The native ranges of these next two plants actually include the Mid-Atlantic region.
|Adlumia blooms from late June to frost. The shiny black seeds |
are easily collected by shaking the dried flowers on the vine.
Miami Mist, Phacelia purshii, is a winter annual that is native to Mid-Atlantic states and lower Mid-West. It has small, fringed lavender-colored flowers that bloom in spring.

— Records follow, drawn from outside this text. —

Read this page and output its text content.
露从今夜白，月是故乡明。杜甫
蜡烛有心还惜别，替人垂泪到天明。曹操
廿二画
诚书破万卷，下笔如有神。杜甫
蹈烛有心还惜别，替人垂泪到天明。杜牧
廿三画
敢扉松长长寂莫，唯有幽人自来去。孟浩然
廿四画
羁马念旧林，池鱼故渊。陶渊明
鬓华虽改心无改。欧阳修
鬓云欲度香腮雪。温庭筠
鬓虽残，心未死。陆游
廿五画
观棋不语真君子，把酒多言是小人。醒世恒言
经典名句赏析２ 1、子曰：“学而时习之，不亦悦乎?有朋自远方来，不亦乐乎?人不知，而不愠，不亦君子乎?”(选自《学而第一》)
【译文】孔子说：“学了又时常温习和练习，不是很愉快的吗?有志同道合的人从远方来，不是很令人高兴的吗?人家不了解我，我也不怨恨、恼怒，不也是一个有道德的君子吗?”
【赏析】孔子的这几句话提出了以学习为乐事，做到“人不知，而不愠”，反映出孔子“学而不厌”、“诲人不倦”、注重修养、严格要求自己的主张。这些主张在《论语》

As a winter annual, it needs to get its start in the fall, as temperatures cool and moisture increases. From what I have read, the seed should be exposed to warm summer temperatures to break the seed dormancy. So I will direct sow some of these in June and also put some outside in small pots where I can keep an eye on them. They overwinter as a rosette of leaves, then put forth a flowering stalk the following spring.
North American Annuals Not Hardy in Maryland
|These Bluebonnets were growing at the Lady Bird Johnson Wildflower Center in Austin, Texas. |
I doubt I will have such good results in Maryland, but I'll try.
Spanish Flag, Ipomoea lobata, is an annual vine from Mexico that grows to 5-10 feet. I found no records that show it to be self-sustaining in the contiguous US. It produces racemes of tubular flowers in mid-to-late summer that change from red to orange and then white as they mature. These flowers are favored by hummingbirds. I've seen this vine used to quickly cover a chain-link fence. When starting from seed, scarification and presoaking in warm water is recommended.
|Texas Sage blooms from late July to frost.|
As I recall, bumble bees would get nectar by landing on the top of the flower and sticking their tongues into the calyx tube at the base of the flower. It will be interesting to see how our hummingbirds approach this flower.